Paradoxe Intention ist Viktor Frankls Technik, sich absichtlich das Symptom zu wünschen, das du fürchtest – die ängstliche Person versucht, ängstlicher zu sein, der Schlaflose versucht, wach zu bleiben. Sie wirkt, indem sie die Schleife antizipatorischer Angst durchbricht: Je stärker du versuchst, die gefürchtete Reaktion absichtlich herbeizuführen, desto weniger kann das automatische Symptom auftreten. Die Evidenz ist am stärksten für Leistungsangst und Schlaflosigkeit; nutze sie bei antizipatorischer Angst, nicht in akuten Krisen.

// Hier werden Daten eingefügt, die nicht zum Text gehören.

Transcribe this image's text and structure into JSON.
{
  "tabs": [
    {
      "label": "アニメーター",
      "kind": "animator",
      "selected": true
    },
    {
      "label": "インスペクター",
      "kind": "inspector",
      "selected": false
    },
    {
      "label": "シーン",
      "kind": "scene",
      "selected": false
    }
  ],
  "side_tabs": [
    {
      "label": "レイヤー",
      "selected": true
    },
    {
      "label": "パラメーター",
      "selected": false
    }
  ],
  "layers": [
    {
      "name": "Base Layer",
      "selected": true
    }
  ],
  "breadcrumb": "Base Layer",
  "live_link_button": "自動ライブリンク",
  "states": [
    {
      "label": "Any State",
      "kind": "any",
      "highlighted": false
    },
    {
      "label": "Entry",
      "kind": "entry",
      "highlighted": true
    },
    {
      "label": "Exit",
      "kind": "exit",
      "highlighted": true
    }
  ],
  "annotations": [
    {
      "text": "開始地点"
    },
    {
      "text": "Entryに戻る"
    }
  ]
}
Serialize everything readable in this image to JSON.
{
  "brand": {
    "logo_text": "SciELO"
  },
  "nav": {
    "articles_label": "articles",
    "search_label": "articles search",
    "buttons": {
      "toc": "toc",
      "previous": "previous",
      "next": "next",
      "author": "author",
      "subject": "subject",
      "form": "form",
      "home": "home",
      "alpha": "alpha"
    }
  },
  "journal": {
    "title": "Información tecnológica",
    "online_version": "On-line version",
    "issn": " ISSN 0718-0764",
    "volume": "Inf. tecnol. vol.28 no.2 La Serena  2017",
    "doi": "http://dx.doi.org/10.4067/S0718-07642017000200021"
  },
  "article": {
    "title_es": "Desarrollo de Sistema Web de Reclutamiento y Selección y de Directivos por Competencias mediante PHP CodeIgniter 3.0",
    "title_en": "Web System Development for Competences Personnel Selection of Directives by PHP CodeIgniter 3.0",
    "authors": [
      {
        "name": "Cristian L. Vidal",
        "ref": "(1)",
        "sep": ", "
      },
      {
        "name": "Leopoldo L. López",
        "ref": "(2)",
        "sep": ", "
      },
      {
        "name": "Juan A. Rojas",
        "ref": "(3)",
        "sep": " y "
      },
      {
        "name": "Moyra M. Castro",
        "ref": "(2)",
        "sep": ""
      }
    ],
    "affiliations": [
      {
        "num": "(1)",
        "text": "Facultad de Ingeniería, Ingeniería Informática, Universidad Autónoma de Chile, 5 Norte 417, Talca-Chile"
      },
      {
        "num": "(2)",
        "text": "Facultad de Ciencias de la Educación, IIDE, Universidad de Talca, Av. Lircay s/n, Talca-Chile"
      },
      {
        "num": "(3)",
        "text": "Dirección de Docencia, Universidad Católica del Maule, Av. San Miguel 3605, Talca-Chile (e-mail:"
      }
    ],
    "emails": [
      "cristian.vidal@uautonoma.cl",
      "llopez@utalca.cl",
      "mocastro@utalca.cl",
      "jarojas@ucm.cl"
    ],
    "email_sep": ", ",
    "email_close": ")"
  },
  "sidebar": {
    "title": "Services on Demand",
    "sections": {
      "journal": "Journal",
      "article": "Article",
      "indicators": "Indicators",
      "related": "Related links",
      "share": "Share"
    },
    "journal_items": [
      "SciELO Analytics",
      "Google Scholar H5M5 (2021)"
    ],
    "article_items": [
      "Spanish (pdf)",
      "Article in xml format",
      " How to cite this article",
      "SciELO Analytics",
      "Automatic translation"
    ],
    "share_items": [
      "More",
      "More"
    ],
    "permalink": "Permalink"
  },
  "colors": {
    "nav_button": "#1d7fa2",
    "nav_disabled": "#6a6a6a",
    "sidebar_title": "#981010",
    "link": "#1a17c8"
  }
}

Viktor Frankl entwickelte die paradoxe Intention in den 1920er-Jahren, Jahrzehnte bevor sie in KVT-Protokollen auftauchte. Die Technik beruht auf einer präzisen klinischen Beobachtung: Angst- und Phobiesymptome werden typischerweise durch antizipatorische Angst verstärkt – die Furcht vor der Furcht, das Wachsamsein für das Symptom –, die genau die Erregung erzeugt, die sie fürchtet. Der paradoxe Zug besteht darin, sich das Symptom von ganzem Herzen und humorvoll zu wünschen, was die antizipatorische Struktur auflöst. Frankl verband es immer mit Humor: Du kannst nicht gleichzeitig von einer Angst gelähmt sein und über deinen eigenen Versuch lachen, sie herbeizuführen. Unten stehen die Praktiken, die sie umsetzen.
Übungen
- Identifiziere antizipatorische Angst als das eigentliche Ziel
Unterscheide das Symptom von der Furcht vor dem Symptom – paradoxe Intention zielt auf Letzteres, nicht auf Ersteres.
- Wünsche dir das gefürchtete Symptom absichtlich – mit Humor
Versuche bei beginnender antizipatorischer Angst aktiv, das gefürchtete Symptom herbeizuführen, und treibe es zu einer komischen Extremform.
- Wende paradoxe Intention bei Schlaflosigkeit an: versuche wach zu bleiben
Verpflichte dich vollständig, wach zu bleiben, wenn du nicht schlafen kannst – beobachte, was passiert.
- Nutze paradoxe Intention bei Leistungsangst
Verpflichte dich vor einer Leistung, so schlecht wie möglich abzuschneiden – bemerke, was mit der Angst passiert.
- Nutze Humor als therapeutischen Distanzschaffer
Übe, deine Angst einem imaginären wohlwollenden Publikum zu erzählen – mach sie witzig.
- Wende paradoxe Intention auf erzwungene Aufmerksamkeitsprobleme an
Versuche noch intensiver darüber nachzudenken, wenn du nicht aufhören kannst, an etwas zu denken – bemerke, ob du die absichtliche Version durchhalten kannst.
- Wisse, wann paradoxe Intention NICHT anzuwenden ist
Nutze paradoxe Intention nicht bei akuter Krise, Traumasymptomen oder schwerer Depression – sie ist eine Erhaltungsphasen-Technik für antizipatorische Schleifen.